The joint CNN-RNN model with an attention mechanism

All DL experiments were conducted using a DL library, TensorFlow (Tensorflow 2.4 Google LLC, Mountain View, CA), on a custom-built workstation equipped with a 24 GB graphical processing unit. The present work used InceptionResNetV2 as the base network for extracting the most relevant features from the images21. The CNN model had 55,873,736 parameters with a depth of 572 layers. The extracted images were fed the bi-directional RNN with an interspersed attention layer. This structure enabled the model to convey the information between the slices of an examination making its final prediction22. The attention mechanism facilitates bi-directional RNN in focusing on the most relevant data for the task at hand23. The average training time for the training was 37 days. The model was trained with the following parameters: The loss was the binary cross-entropy24 for each ICH class; the optimizer was adaptive moment estimation (Adam)25; the learning rate was set at 1e-3 with exponential decay of 0.96 per epoch26. Figure 2 illustrates the joint CNN-RNN with the attention mechanism.

Figure 2.

Figure 2

A diagram showing the joint convolutional neural network (CNN)-recurrent neural network (RNN) with an attention mechanism (The image was created by the authors using Microsoft PowerPoint v16). We used InceptionResNetV2 as the feature extractor with its top predictions layer removed. The extracted features were stacked per scan and fed into the bi-directional RNN. We placed an attention layer between two layers of the RNN, which facilitates RNN to focus on the most relevant slices to identify ICH and its subtypes.

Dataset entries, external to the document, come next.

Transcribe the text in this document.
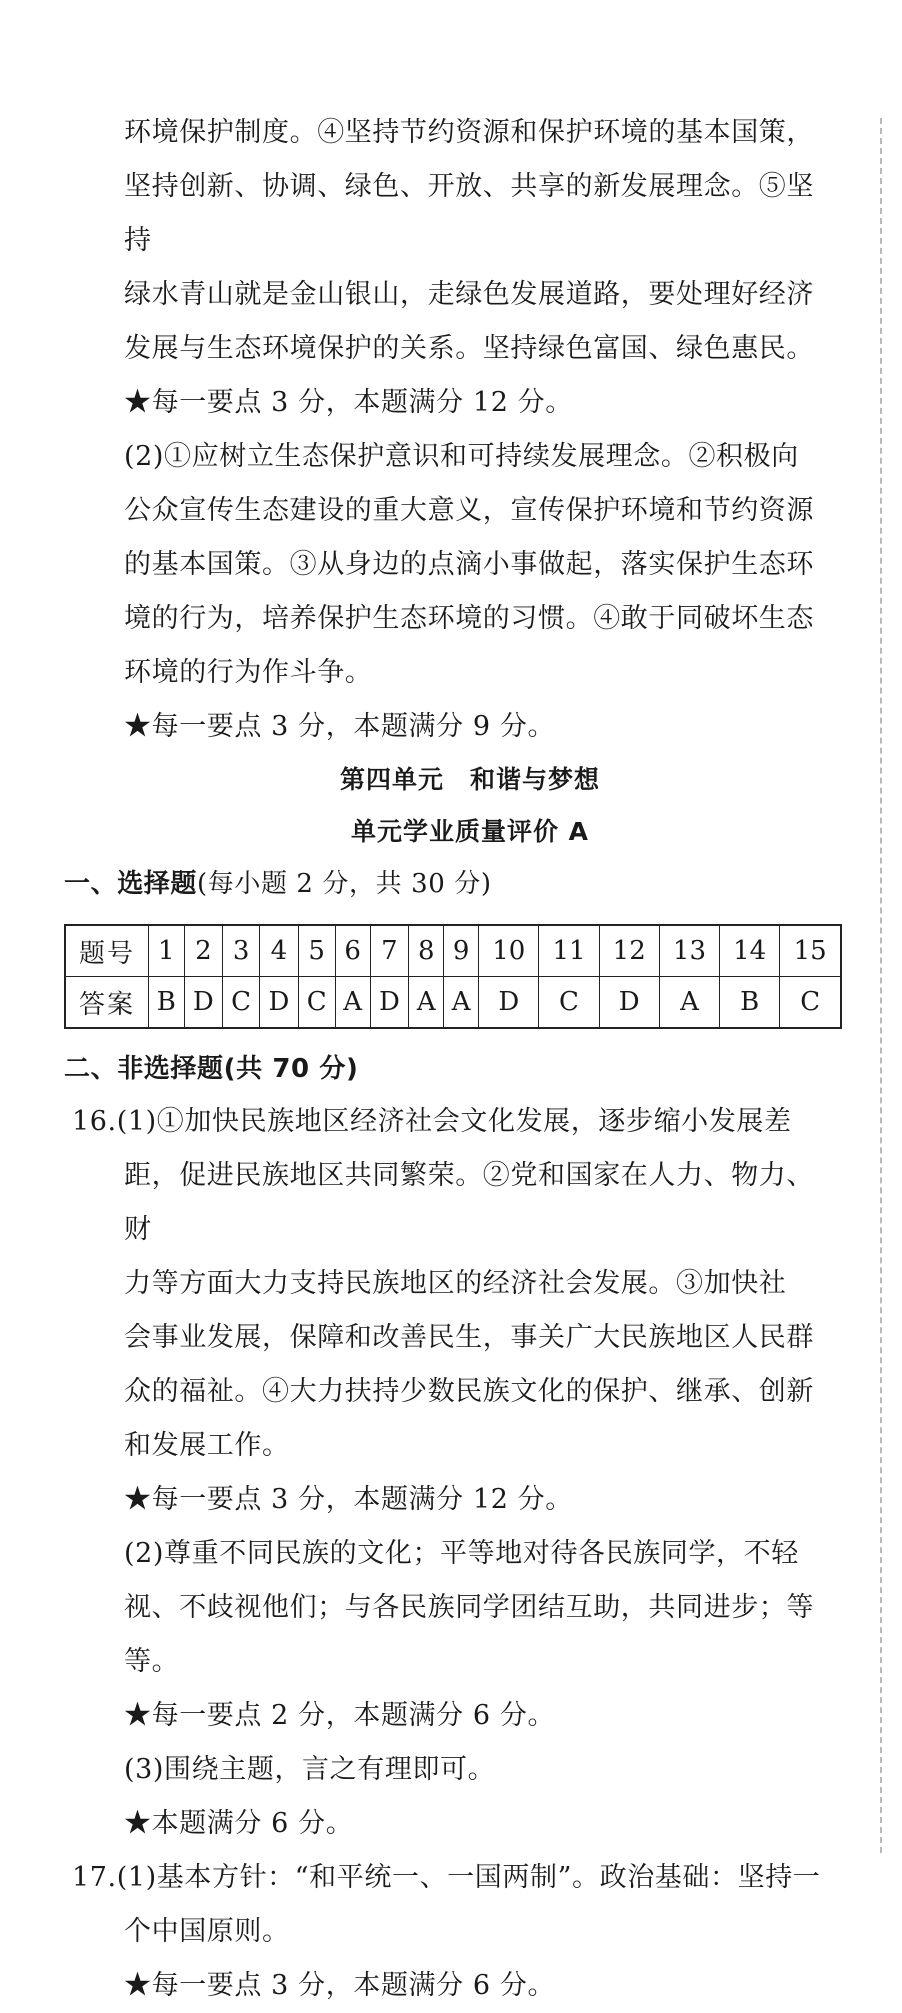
环境保护制度。④坚持节约资源和保护环境的基本国策，

坚持创新、协调、绿色、开放、共享的新发展理念。⑤坚持

绿水青山就是金山银山，走绿色发展道路，要处理好经济

发展与生态环境保护的关系。坚持绿色富国、绿色惠民。

★每一要点 3 分，本题满分 12 分。

(2)①应树立生态保护意识和可持续发展理念。②积极向

公众宣传生态建设的重大意义，宣传保护环境和节约资源

的基本国策。③从身边的点滴小事做起，落实保护生态环

境的行为，培养保护生态环境的习惯。④敢于同破坏生态

环境的行为作斗争。

★每一要点 3 分，本题满分 9 分。

第四单元　和谐与梦想

单元学业质量评价 A

一、选择题(每小题 2 分，共 30 分)

题号	1	2	3	4	5	6	7	8	9	10	11	12	13	14	15
答案	B	D	C	D	C	A	D	A	A	D	C	D	A	B	C

二、非选择题(共 70 分)

16.(1)①加快民族地区经济社会文化发展，逐步缩小发展差

距，促进民族地区共同繁荣。②党和国家在人力、物力、财

力等方面大力支持民族地区的经济社会发展。③加快社

会事业发展，保障和改善民生，事关广大民族地区人民群

众的福祉。④大力扶持少数民族文化的保护、继承、创新

和发展工作。

★每一要点 3 分，本题满分 12 分。

(2)尊重不同民族的文化；平等地对待各民族同学，不轻

视、不歧视他们；与各民族同学团结互助，共同进步；等等。

★每一要点 2 分，本题满分 6 分。

(3)围绕主题，言之有理即可。

★本题满分 6 分。

17.(1)基本方针：“和平统一、一国两制”。政治基础：坚持一

个中国原则。

★每一要点 3 分，本题满分 6 分。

Head CT images were fed into the networks using three different windowing settings (WL/WW: 50–100, 50–130, and 150–300) to accentuate contrast differences between the background and ICH. In addition, several on-the-fly typical image pre-processing operations were performed on the images before feeding them into the network: (1) intensity normalization within 0–1; (2) Resizing the images into the shape of 480 × 480; and (3) data augmentations including cropping, rotation, flipping, and elastic deformations.

Model interpretability

We implemented a modified version of Gradient-based class activation maps (Grad-CAM), a well-established saliency map generating method, NormGrad, for highlighting how the model makes its decision for the given task. NormGrad calculates the outer product between each vectorized component of activation maps and gradients and uses Frobenius Norm, preserving the information in exhibited regions19. We hypothesize that NormGrad would yield more delicate activation maps than the Grad-CAM; thus, it would be much more amenable to be used in medical imaging tasks where the pathology often occupies a much smaller area than the background. A four-point Likert-scale (four-points: excellent quality; three-points: good quality; two-points acceptable quality; and one-point: bad quality) was used to assess the quality of the saliency maps subjectively. The same five neuroradiologists independently reviewed randomly sampled 2500 slices of different scans containing at least one of the ICH subtypes and scored the quality of NormGrad and Grad-CAM generated saliency maps slice-basis. The observers were blinded to the method while evaluating the saliency maps. The scores of the observers were averaged to provide the final quality scores of the attention maps.

Clinical implementation

To assess the proposed model's generalizability on the independent external dataset and explore the feasibility of implementing DL models into the clinical environment, we embedded the developed DL model into a hardware module specially designed for the inference (Jetson NVIDIA). In brief, this module is connected to the Picture archiving and communicating system (PACS) of an external tertiary care center. The head CT examinations were automatically queried and retrieved from the PACS using the relevant series description. The embedded DL model made the predictions over the images and gave its final decision (i.e., ICH-positive or ICH-negative, and ICH subtype) per scan. Three radiologists with over 25, 15, and 8 years of head CT experience who were blinded to the model's decision during the annotation process assigned each scan's final diagnosis on a scan level (i.e., the presence of hemorrhage, and if present, its subtype); the majority voting was used to create the ground-truth annotations on a scan level.

Statistical analyses

Statistical analysis was performed using Scipy library v1.5.4 of Python programming language (“https://docs.scipy.org”). All performance metrics were calculated and presented on a scan basis for clarity. The primary metric for investigating a model's performance was diagnostic accuracy accepting the ground-truth annotations as the reference. Other metrics used for assessing models' performance were the sensitivity, specificity, AUC, and F1-measure. For the clinical implementation phase, we also evaluated the inference time. The Mann–Whitney U test was used to compare NormGrad and Grad-CAM's subjective quality for delineating the pathology. A P value < 5% was considered as a statistically significant result.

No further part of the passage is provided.